Recently, Bepler et al[21] reported that 11p15.5 LOH, including the gene for the enzyme ribonucleotide reductase, predicts poor survival. Survival of patients with stage I and LOH (23 patients) is equal to that of patients with stage II disease, whereas survival significantly improved (P = .003) in patients with stage I and no LOH (101 patients). The LOH 11A region is lost in 75% of lung cancers. This region is located on chromosome segment 11p15.5 between the b-hemoglobin (b-hhh) and insulin genes.[22] A number of imprinted genes with maternal expression have been identified at 11p15: BWR1A (or IMPT1/TSSC5), BWRIC (or IPL/TSSC3), and CDKNIC, which encodes the cyclin-dependent kinase inhibitor p57^KIP2 that is found mutated in some cases of Beckwith-Wiedemann syndrome (an excessive-growth genetic disorder that predisposes to Wilm’s tumor).

Gene Clustering

A striking feature of imprinted genes in mammals is their tendency to cluster in the genome. A major imprinted gene cluster occurs in human chromosome 11p15.5. The centromeric and telomeric boundaries of the LOH 11A region is defined for the markers D11S988 and D11S860, which are spaced at an interval of 580-655 kb; the LOH 11A region contains the genes SSA/RO52, RRM1, and GOK.[21] Bepler et al[22] constructed a precise physical map containing the b-hemoglobin gene cluster region through the gene for ribonucleotide reductase subunit M1(RRM1) to the marker D11S860. They mapped the location of 6 polymorphic markers, 22 potential genes, and 18 transposable elements.
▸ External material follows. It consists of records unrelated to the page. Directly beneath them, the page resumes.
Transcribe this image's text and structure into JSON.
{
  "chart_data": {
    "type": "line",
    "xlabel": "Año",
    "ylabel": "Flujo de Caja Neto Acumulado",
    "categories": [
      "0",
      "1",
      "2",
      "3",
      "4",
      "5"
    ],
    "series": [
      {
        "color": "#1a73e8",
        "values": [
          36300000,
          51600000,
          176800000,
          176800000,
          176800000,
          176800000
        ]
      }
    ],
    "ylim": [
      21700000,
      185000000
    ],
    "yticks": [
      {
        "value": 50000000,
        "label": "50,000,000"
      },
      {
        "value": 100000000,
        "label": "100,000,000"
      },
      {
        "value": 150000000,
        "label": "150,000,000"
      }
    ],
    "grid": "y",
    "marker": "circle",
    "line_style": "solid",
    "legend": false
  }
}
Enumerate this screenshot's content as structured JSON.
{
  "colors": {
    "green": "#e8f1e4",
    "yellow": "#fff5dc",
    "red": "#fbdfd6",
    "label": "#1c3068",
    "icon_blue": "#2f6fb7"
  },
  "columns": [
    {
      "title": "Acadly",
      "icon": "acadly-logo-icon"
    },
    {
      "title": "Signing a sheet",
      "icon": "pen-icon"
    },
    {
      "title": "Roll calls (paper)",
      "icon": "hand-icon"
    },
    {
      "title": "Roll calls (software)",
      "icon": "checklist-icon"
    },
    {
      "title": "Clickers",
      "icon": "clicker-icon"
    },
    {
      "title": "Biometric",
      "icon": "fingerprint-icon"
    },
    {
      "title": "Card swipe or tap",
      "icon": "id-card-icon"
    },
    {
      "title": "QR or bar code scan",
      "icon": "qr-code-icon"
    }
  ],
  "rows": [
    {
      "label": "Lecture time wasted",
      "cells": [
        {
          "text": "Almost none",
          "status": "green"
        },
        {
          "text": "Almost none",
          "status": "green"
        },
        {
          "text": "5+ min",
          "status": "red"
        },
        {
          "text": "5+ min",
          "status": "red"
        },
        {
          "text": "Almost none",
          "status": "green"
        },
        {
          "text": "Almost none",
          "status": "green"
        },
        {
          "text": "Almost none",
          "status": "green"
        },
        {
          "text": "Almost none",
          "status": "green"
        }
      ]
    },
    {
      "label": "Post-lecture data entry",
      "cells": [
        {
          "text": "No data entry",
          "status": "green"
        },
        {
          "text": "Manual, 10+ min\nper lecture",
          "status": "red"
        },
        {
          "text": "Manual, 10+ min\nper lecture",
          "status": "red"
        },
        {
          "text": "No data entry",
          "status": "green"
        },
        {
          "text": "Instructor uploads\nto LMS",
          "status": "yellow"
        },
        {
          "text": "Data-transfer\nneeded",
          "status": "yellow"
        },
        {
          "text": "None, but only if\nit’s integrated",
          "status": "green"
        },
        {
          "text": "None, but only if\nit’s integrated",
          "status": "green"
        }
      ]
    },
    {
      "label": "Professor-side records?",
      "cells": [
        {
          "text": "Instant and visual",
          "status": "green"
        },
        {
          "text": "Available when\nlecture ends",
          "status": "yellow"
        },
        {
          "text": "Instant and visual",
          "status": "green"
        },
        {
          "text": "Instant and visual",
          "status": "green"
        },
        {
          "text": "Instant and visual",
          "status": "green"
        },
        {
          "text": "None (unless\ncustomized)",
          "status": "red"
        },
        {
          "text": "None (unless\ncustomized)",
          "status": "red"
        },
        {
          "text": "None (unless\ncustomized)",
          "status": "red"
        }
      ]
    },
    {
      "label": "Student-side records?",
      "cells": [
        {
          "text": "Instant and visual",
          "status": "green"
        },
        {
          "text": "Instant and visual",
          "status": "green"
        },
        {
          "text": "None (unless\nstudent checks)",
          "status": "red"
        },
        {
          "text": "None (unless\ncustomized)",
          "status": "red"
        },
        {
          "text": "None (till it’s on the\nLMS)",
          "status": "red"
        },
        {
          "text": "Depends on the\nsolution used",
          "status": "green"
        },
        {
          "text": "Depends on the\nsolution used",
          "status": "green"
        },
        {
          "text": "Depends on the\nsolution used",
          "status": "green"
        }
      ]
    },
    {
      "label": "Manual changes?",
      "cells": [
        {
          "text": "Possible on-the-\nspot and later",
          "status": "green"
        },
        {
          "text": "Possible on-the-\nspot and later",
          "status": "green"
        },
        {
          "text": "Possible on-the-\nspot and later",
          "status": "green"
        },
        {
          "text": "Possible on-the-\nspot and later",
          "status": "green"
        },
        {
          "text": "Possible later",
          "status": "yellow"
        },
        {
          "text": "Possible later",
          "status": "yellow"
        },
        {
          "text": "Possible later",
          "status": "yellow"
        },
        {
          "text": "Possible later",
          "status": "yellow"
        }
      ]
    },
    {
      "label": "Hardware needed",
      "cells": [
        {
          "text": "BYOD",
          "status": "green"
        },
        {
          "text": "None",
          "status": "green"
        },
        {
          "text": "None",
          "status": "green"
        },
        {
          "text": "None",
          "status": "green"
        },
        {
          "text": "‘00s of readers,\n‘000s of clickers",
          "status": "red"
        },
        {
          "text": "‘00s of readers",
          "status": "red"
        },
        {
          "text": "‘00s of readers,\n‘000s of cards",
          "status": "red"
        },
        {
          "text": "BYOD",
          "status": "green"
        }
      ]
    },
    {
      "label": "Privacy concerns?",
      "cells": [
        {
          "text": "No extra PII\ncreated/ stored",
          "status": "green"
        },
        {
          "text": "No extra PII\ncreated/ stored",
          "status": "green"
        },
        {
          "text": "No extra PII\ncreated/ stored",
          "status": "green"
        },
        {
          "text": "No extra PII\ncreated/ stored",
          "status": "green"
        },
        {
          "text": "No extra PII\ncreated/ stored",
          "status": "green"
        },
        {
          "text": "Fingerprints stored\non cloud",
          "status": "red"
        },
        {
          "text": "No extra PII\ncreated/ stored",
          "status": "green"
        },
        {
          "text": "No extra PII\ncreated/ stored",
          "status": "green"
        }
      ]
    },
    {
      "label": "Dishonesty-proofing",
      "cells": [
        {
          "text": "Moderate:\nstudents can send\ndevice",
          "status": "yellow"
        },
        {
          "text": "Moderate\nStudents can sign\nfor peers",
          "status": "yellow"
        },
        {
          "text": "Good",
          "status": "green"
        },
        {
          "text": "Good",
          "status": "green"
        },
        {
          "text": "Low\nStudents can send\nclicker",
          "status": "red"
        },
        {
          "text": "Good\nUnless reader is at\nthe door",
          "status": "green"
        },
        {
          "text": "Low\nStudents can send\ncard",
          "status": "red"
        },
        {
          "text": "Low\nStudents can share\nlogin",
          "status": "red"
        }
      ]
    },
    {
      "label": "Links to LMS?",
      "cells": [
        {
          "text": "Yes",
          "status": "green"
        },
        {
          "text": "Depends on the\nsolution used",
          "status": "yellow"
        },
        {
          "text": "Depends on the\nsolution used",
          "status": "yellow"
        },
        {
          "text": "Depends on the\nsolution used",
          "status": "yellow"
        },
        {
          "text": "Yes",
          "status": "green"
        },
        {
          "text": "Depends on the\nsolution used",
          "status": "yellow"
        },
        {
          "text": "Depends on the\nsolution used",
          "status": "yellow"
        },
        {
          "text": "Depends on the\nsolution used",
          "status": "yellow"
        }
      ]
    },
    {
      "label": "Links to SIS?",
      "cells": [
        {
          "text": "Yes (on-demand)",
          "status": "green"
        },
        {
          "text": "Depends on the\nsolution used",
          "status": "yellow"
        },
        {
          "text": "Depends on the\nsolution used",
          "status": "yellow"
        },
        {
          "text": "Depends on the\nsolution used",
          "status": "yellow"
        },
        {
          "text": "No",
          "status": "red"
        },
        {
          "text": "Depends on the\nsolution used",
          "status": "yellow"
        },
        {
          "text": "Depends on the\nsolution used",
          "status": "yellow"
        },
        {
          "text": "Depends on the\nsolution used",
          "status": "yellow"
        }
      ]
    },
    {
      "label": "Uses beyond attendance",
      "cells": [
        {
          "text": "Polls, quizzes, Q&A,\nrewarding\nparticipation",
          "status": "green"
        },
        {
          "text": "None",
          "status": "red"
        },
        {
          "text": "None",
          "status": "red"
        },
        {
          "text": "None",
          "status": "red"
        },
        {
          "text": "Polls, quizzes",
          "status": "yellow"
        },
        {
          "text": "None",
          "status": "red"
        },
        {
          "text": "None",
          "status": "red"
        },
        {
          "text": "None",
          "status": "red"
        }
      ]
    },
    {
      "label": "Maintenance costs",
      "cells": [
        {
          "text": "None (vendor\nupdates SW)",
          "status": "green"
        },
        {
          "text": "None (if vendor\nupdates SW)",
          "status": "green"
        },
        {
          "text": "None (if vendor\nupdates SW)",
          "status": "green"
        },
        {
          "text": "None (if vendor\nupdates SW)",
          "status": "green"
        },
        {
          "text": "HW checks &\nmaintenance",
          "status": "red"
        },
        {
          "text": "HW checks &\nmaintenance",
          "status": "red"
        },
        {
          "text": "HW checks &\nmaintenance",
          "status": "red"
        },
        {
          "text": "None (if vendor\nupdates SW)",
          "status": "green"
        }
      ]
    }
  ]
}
Previous studies of the Bepler group[23,24] show that LOH 11A (allele loss) is associated with metastasis formation in patients with lung cancer.[23] This unusual finding is explained by the presence of the RRM1 gene in the LOH 11A region that encodes the large subunit (M1) of the enzyme ribonucleotide reductase,[24] which is involved in the metabolism of gemcitabine.[25] Hence, we can speculate that reduced ribonucleotide reductase activity influences the dNTP pools that in turn can influence the incorporation of gemcitabine into DNA. The RRM1 gene occupies only 55 kb of the LOH region and additional genes may be involved in lung cancer.